R. × micrugosa Henkel R. vilmorinii Bean; R. wilsonii Hort., not Borrer (R. rugosa × R. roxburghii (microphylla)) – One of the best primary crosses, being intermediate in habit and foliage, and having large, single, pale pink flowers 4 or 5 in. across. The fruits are greenish and bristly. It was found as a self-sown seedling in the garden of the Strasbourg Botanical Institute and described by Henri de Vilmorin in Revue Horticole 1905, p. 144. From the original hybrid Dr Hurst raised R. × micrugosa ‘Alba’ with white, fragrant flowers borne over a long period. The growth is more erect, and the foliage lighter green.
R. × paulii Rehd. (R. rugosa × ? R. arvensis). – See ‘Paulii’, p. 194.

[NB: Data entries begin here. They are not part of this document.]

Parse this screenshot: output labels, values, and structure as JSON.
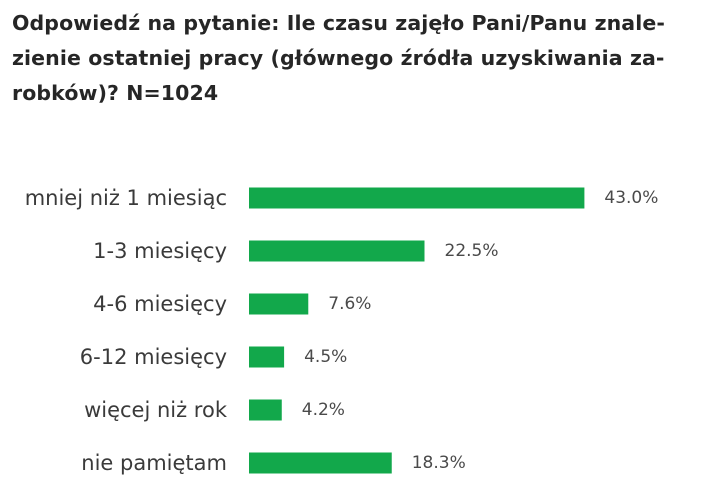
{
  "title_lines": [
    "Odpowiedź na pytanie: Ile czasu zajęło Pani/Panu znale-",
    "zienie ostatniej pracy (głównego źródła uzyskiwania za-",
    "robków)? N=1024"
  ],
  "chart_data": {
    "type": "bar",
    "orientation": "horizontal",
    "title": "Odpowiedź na pytanie: Ile czasu zajęło Pani/Panu znalezienie ostatniej pracy (głównego źródła uzyskiwania zarobków)? N=1024",
    "categories": [
      "mniej niż 1 miesiąc",
      "1-3 miesięcy",
      "4-6 miesięcy",
      "6-12 miesięcy",
      "więcej niż rok",
      "nie pamiętam"
    ],
    "values": [
      43.0,
      22.5,
      7.6,
      4.5,
      4.2,
      18.3
    ],
    "value_labels": [
      "43.0%",
      "22.5%",
      "7.6%",
      "4.5%",
      "4.2%",
      "18.3%"
    ],
    "unit": "%",
    "bar_color": "#12a84b",
    "grid": false,
    "legend": "none"
  }
}
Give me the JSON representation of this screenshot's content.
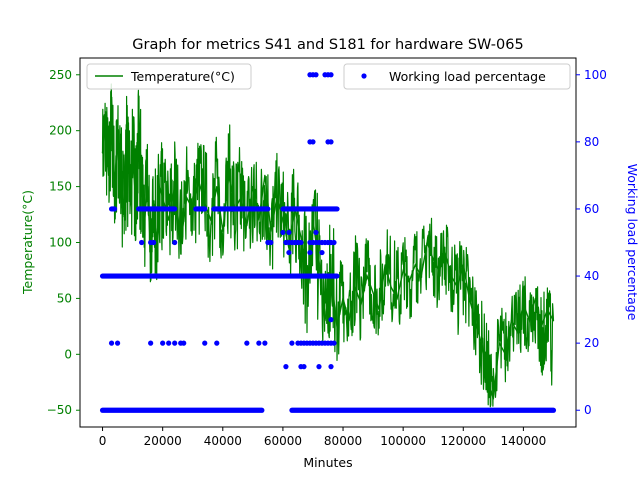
{
  "chart_data": {
    "type": "line",
    "title": "Graph for metrics S41 and S181 for hardware SW-065",
    "xlabel": "Minutes",
    "xlim": [
      -7500,
      157500
    ],
    "x_ticks": [
      0,
      20000,
      40000,
      60000,
      80000,
      100000,
      120000,
      140000
    ],
    "x_tick_labels": [
      "0",
      "20000",
      "40000",
      "60000",
      "80000",
      "100000",
      "120000",
      "140000"
    ],
    "left_axis": {
      "label": "Temperature(°C)",
      "color": "#008000",
      "ylim": [
        -65,
        265
      ],
      "ticks": [
        -50,
        0,
        50,
        100,
        150,
        200,
        250
      ],
      "tick_labels": [
        "−50",
        "0",
        "50",
        "100",
        "150",
        "200",
        "250"
      ]
    },
    "right_axis": {
      "label": "Working load percentage",
      "color": "#0000ff",
      "ylim": [
        -5,
        105
      ],
      "ticks": [
        0,
        20,
        40,
        60,
        80,
        100
      ],
      "tick_labels": [
        "0",
        "20",
        "40",
        "60",
        "80",
        "100"
      ]
    },
    "series": [
      {
        "name": "Temperature(°C)",
        "type": "line",
        "axis": "left",
        "color": "#008000",
        "x": [
          0,
          1000,
          2000,
          3000,
          4000,
          5000,
          6000,
          7000,
          8000,
          9000,
          10000,
          11000,
          12000,
          13000,
          14000,
          15000,
          16000,
          17000,
          18000,
          19000,
          20000,
          22000,
          24000,
          26000,
          28000,
          30000,
          32000,
          34000,
          36000,
          38000,
          40000,
          42000,
          44000,
          46000,
          48000,
          50000,
          52000,
          54000,
          56000,
          58000,
          60000,
          62000,
          64000,
          66000,
          68000,
          70000,
          72000,
          74000,
          76000,
          78000,
          80000,
          82000,
          84000,
          86000,
          88000,
          90000,
          92000,
          94000,
          96000,
          98000,
          100000,
          102000,
          104000,
          106000,
          108000,
          110000,
          112000,
          114000,
          116000,
          118000,
          120000,
          122000,
          124000,
          126000,
          128000,
          130000,
          132000,
          134000,
          136000,
          138000,
          140000,
          142000,
          144000,
          146000,
          148000,
          150000
        ],
        "y": [
          180,
          205,
          160,
          230,
          150,
          190,
          170,
          125,
          200,
          150,
          175,
          140,
          210,
          160,
          120,
          150,
          90,
          130,
          100,
          150,
          140,
          120,
          150,
          100,
          140,
          130,
          155,
          135,
          120,
          150,
          110,
          160,
          130,
          140,
          115,
          150,
          120,
          160,
          110,
          140,
          120,
          95,
          130,
          105,
          60,
          120,
          80,
          30,
          70,
          25,
          50,
          30,
          60,
          45,
          70,
          55,
          40,
          80,
          60,
          50,
          75,
          65,
          80,
          70,
          100,
          85,
          75,
          90,
          70,
          60,
          80,
          50,
          30,
          10,
          -20,
          -40,
          10,
          0,
          30,
          20,
          45,
          30,
          50,
          25,
          40,
          30
        ],
        "envelope_low": [
          140,
          150,
          120,
          150,
          110,
          130,
          120,
          70,
          120,
          100,
          110,
          90,
          120,
          100,
          70,
          90,
          60,
          80,
          60,
          100,
          90,
          80,
          100,
          70,
          90,
          80,
          100,
          90,
          80,
          100,
          80,
          100,
          90,
          100,
          80,
          100,
          80,
          100,
          70,
          90,
          70,
          60,
          80,
          60,
          10,
          60,
          20,
          -10,
          20,
          -10,
          10,
          0,
          20,
          10,
          30,
          20,
          10,
          40,
          20,
          10,
          40,
          30,
          40,
          30,
          60,
          50,
          30,
          50,
          30,
          10,
          30,
          10,
          -10,
          -30,
          -50,
          -50,
          -20,
          -30,
          0,
          -10,
          10,
          0,
          10,
          -20,
          -10,
          -35
        ],
        "envelope_high": [
          225,
          240,
          210,
          250,
          200,
          230,
          210,
          185,
          240,
          200,
          230,
          190,
          240,
          215,
          170,
          200,
          130,
          175,
          160,
          200,
          185,
          170,
          200,
          155,
          190,
          170,
          200,
          190,
          170,
          200,
          160,
          210,
          180,
          190,
          160,
          200,
          160,
          195,
          150,
          180,
          170,
          140,
          180,
          160,
          120,
          160,
          140,
          70,
          130,
          90,
          95,
          80,
          110,
          90,
          110,
          100,
          90,
          120,
          110,
          100,
          110,
          100,
          120,
          110,
          130,
          120,
          110,
          120,
          110,
          100,
          110,
          90,
          70,
          50,
          30,
          -5,
          50,
          40,
          65,
          55,
          75,
          60,
          70,
          55,
          60,
          60
        ]
      },
      {
        "name": "Working load percentage",
        "type": "scatter",
        "axis": "right",
        "color": "#0000ff",
        "bands": [
          {
            "y": 0,
            "x_ranges": [
              [
                0,
                53000
              ],
              [
                63000,
                150000
              ]
            ]
          },
          {
            "y": 40,
            "x_ranges": [
              [
                0,
                78000
              ]
            ]
          },
          {
            "y": 60,
            "x_ranges": [
              [
                3000,
                4000
              ],
              [
                12000,
                21000
              ],
              [
                22000,
                24000
              ],
              [
                31000,
                34000
              ],
              [
                37000,
                55000
              ],
              [
                60000,
                78000
              ]
            ]
          }
        ],
        "points": [
          [
            3000,
            20
          ],
          [
            5000,
            20
          ],
          [
            16000,
            20
          ],
          [
            20000,
            20
          ],
          [
            22000,
            20
          ],
          [
            24000,
            20
          ],
          [
            26000,
            20
          ],
          [
            27000,
            20
          ],
          [
            34000,
            20
          ],
          [
            38000,
            20
          ],
          [
            48000,
            20
          ],
          [
            52000,
            20
          ],
          [
            54000,
            20
          ],
          [
            63000,
            20
          ],
          [
            65000,
            20
          ],
          [
            66000,
            20
          ],
          [
            67000,
            20
          ],
          [
            68000,
            20
          ],
          [
            69000,
            20
          ],
          [
            70000,
            20
          ],
          [
            71000,
            20
          ],
          [
            72000,
            20
          ],
          [
            73000,
            20
          ],
          [
            74000,
            20
          ],
          [
            75000,
            20
          ],
          [
            76000,
            20
          ],
          [
            77000,
            20
          ],
          [
            61000,
            13
          ],
          [
            66000,
            13
          ],
          [
            67000,
            13
          ],
          [
            72000,
            13
          ],
          [
            76000,
            13
          ],
          [
            13000,
            50
          ],
          [
            16000,
            50
          ],
          [
            17000,
            50
          ],
          [
            24000,
            50
          ],
          [
            55000,
            50
          ],
          [
            56000,
            50
          ],
          [
            61000,
            50
          ],
          [
            62000,
            50
          ],
          [
            63000,
            50
          ],
          [
            64000,
            50
          ],
          [
            65000,
            50
          ],
          [
            66000,
            50
          ],
          [
            69000,
            50
          ],
          [
            70000,
            50
          ],
          [
            71000,
            50
          ],
          [
            72000,
            50
          ],
          [
            73000,
            50
          ],
          [
            74000,
            50
          ],
          [
            75000,
            50
          ],
          [
            76000,
            50
          ],
          [
            77000,
            50
          ],
          [
            60000,
            53
          ],
          [
            62000,
            53
          ],
          [
            71000,
            53
          ],
          [
            62000,
            47
          ],
          [
            69000,
            47
          ],
          [
            73000,
            47
          ],
          [
            76000,
            27
          ],
          [
            69000,
            80
          ],
          [
            70000,
            80
          ],
          [
            75000,
            80
          ],
          [
            76000,
            80
          ],
          [
            69000,
            100
          ],
          [
            70000,
            100
          ],
          [
            71000,
            100
          ],
          [
            74000,
            100
          ],
          [
            75000,
            100
          ],
          [
            76000,
            100
          ]
        ]
      }
    ],
    "legends": [
      {
        "placement": "upper-left",
        "entries": [
          "Temperature(°C)"
        ]
      },
      {
        "placement": "upper-right",
        "entries": [
          "Working load percentage"
        ]
      }
    ]
  }
}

R. kordesii H. D. Wulff – This rose, raised by the famous German breeder Wilhelm Kordes, is an interesting example – one of many now known – of how what is in effect a new species can arise in cultivation as a result of hybridisation followed by a doubling of the number of chromosomes. The parent of R. kordesii is ‘Max Graf, a very vigorous and hardy hybrid between R. rugosa and, probably, R. wichuraiana, both diploid. Herr Kordes acquired a plant as soon as ‘Max Graf was put into commerce in 1919 and, seeing its potentialities as a parent, attempted to breed from it. But, like most hybrids of R. rugosa, it proved to be sterile both in crossing and when selfed. However, two fruits were eventually obtained, from which two seedlings were raised. One of these proved to be completely fertile and was found, on cytological examination, to be tetraploid. This was named R. Kordesii in 1951. Using R. kordesii as a parent, Herr Kordes raised a group of repeat-flowering climbers with glossy, disease-resistant foliage, of which several are described in the second section (W. Kordes, in The Rose Annual 1965, pp. 99-102).